The defendant was charged with violating a business purposes only license. The officer at the scene assumed that because client was leaving a bar that he was not there for a business purpose and was therefore violating his license restrictions and charged him with a criminal offense. The Firm set the case for trial and all charges were dismissed.
The defendat was stopped for failure to maintain single lane. The defendant took the breath test and blew .009 and .010. DUI charge dropped.
The defendant was stopped by police shortly after leaving a City Walk restaurant and charged with DUI. Through motions, certain evidence was excluded from his trial. We went to trial on 3/3/11 and the jury took five minutes to find the defendant not guilty.
The Defendant was seen by a Delray Beach Police Officer revving her engine and traveling at a high rate of speed. As she passed the Officer, she tailgated another vehicle and then jerked her wheel to the left when there was heavy pedestrian traffic in Downtown Delray. The Defendant was stopped and the Officer noticed an odor of alcohol, slurred speech and bloodshot/glassy eyes. She also had slow dexterity, a flushed face and mumbled speech as well. She appeared to be searching around her car as if she was looking for something. She first stated to the Officer that she had 2 vodka drinks and then after Miranda was read she said she had the two drinks and lunch and nothing after. She was asked to perform roadside exercises which she started performing but then refused and said “just take me to jail.” She was not performing well on the walk and turn when she made that statement. The Officer cited her for Following too Closely and for Careless Driving. While at the jail, she refused to give a sample of her breath when asked and then stated that “she got out of a ticket in Broward and I know I’ll get out of this DUI because my friend is an Air Marshall.” She also stated that she can feel the effects of the alcohol on video as well. The Firm filed a motion to suppress arguing that the Officer stopped the Defendant without probable cause that a traffic infraction occurred and without reasonable suspicion of criminal activity. The driving pattern was all captured on the Officer’s dash cam in his car. The Firm called the driver of the “alleged tailgated vehicle” who testified she never followed her too closely. The video showed that the Officer could not possibly have seen how close the Defendant’s vehicle was to the car she allegedly tailgated. Additionally, the firm argued that she was behind this car for mere seconds and therefore was also not technically “following” the vehicle. Additionally, after cross examination, the Office of the State Attorney conceded that there was no careless driving.
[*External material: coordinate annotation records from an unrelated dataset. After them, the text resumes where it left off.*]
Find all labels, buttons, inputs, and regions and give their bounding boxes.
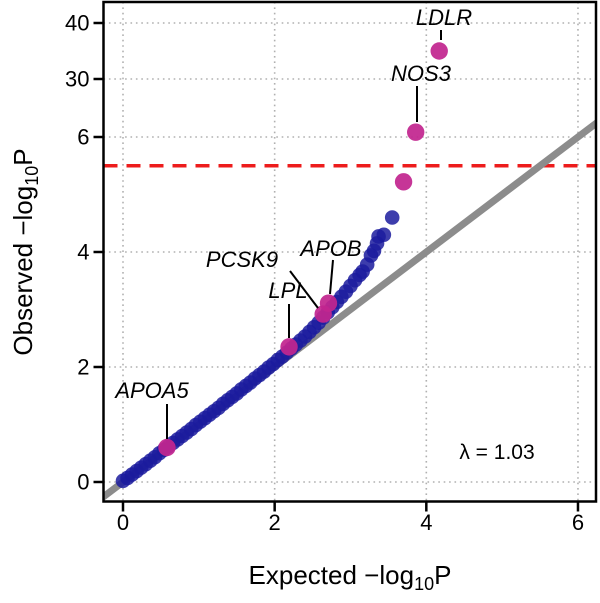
y-tick-label: 4 (77, 240, 89, 265)
x-tick-label: 2 (269, 510, 281, 535)
highlight-point-apob (319, 294, 338, 312)
y-axis-title-text: Observed −log (8, 185, 38, 356)
y-axis-title-suffix: P (8, 148, 38, 166)
y-tick-label: 6 (77, 125, 89, 150)
x-axis-title: Expected −log10P (150, 560, 550, 595)
plot-frame (102, 0, 598, 503)
gene-label-ldlr: LDLR (416, 5, 472, 30)
plot-inner (103, 2, 596, 502)
data-point (384, 210, 400, 225)
y-tick-label: 0 (77, 470, 89, 495)
highlight-point-lpl (280, 338, 298, 356)
x-axis-title-subscript: 10 (414, 574, 435, 595)
highlight-point-apoa5 (158, 438, 176, 457)
gene-label-apoa5: APOA5 (113, 378, 189, 403)
gene-label-nos3: NOS3 (391, 61, 452, 86)
y-tick-label: 40 (65, 11, 89, 36)
gene-pointer-pcsk9 (289, 270, 319, 309)
y-axis-title: Observed −log10P (7, 92, 43, 412)
x-axis-title-text: Expected −log (248, 560, 415, 590)
y-tick-label: 2 (77, 355, 89, 380)
lambda-annotation: λ = 1.03 (459, 441, 534, 464)
x-tick-label: 4 (420, 510, 432, 535)
x-tick-label: 0 (117, 510, 129, 535)
y-tick-label: 30 (65, 66, 89, 91)
highlight-point (394, 173, 413, 191)
highlight-point-nos3 (407, 123, 425, 141)
x-tick-label: 6 (572, 510, 584, 535)
data-point (376, 227, 392, 243)
highlight-point-ldlr (430, 42, 448, 60)
gene-label-apob: APOB (298, 236, 361, 261)
gene-label-lpl: LPL (268, 278, 307, 303)
y-axis-title-subscript: 10 (22, 165, 43, 186)
gene-label-pcsk9: PCSK9 (206, 247, 278, 272)
gene-pointer-apob (329, 259, 334, 295)
x-axis-title-suffix: P (434, 560, 452, 590)
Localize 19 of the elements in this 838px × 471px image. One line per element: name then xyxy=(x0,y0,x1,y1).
Result: The Judge granted the motion and the State dismissed all the charges against the Defendant.
This case was a DUI that involved the defendant being stopped for an extensively bad driving pattern: following too closely, improper lane change, crossing the stop bar, and weaving across lanes of traffic. Once stopped the defendant admitted to having two beers over the course of six hours and to taking prescription muscle relaxers. After an extensive review of the case it was discovered that there were numerous problems with the State’s case, mainly that a drug test was never requested by the officer involved in the case and that the defendant’s performance on the roadside exercises were not bad enough to be indicative of impairment. The State Attorney’s Office amended the DUI charge to reckless driving.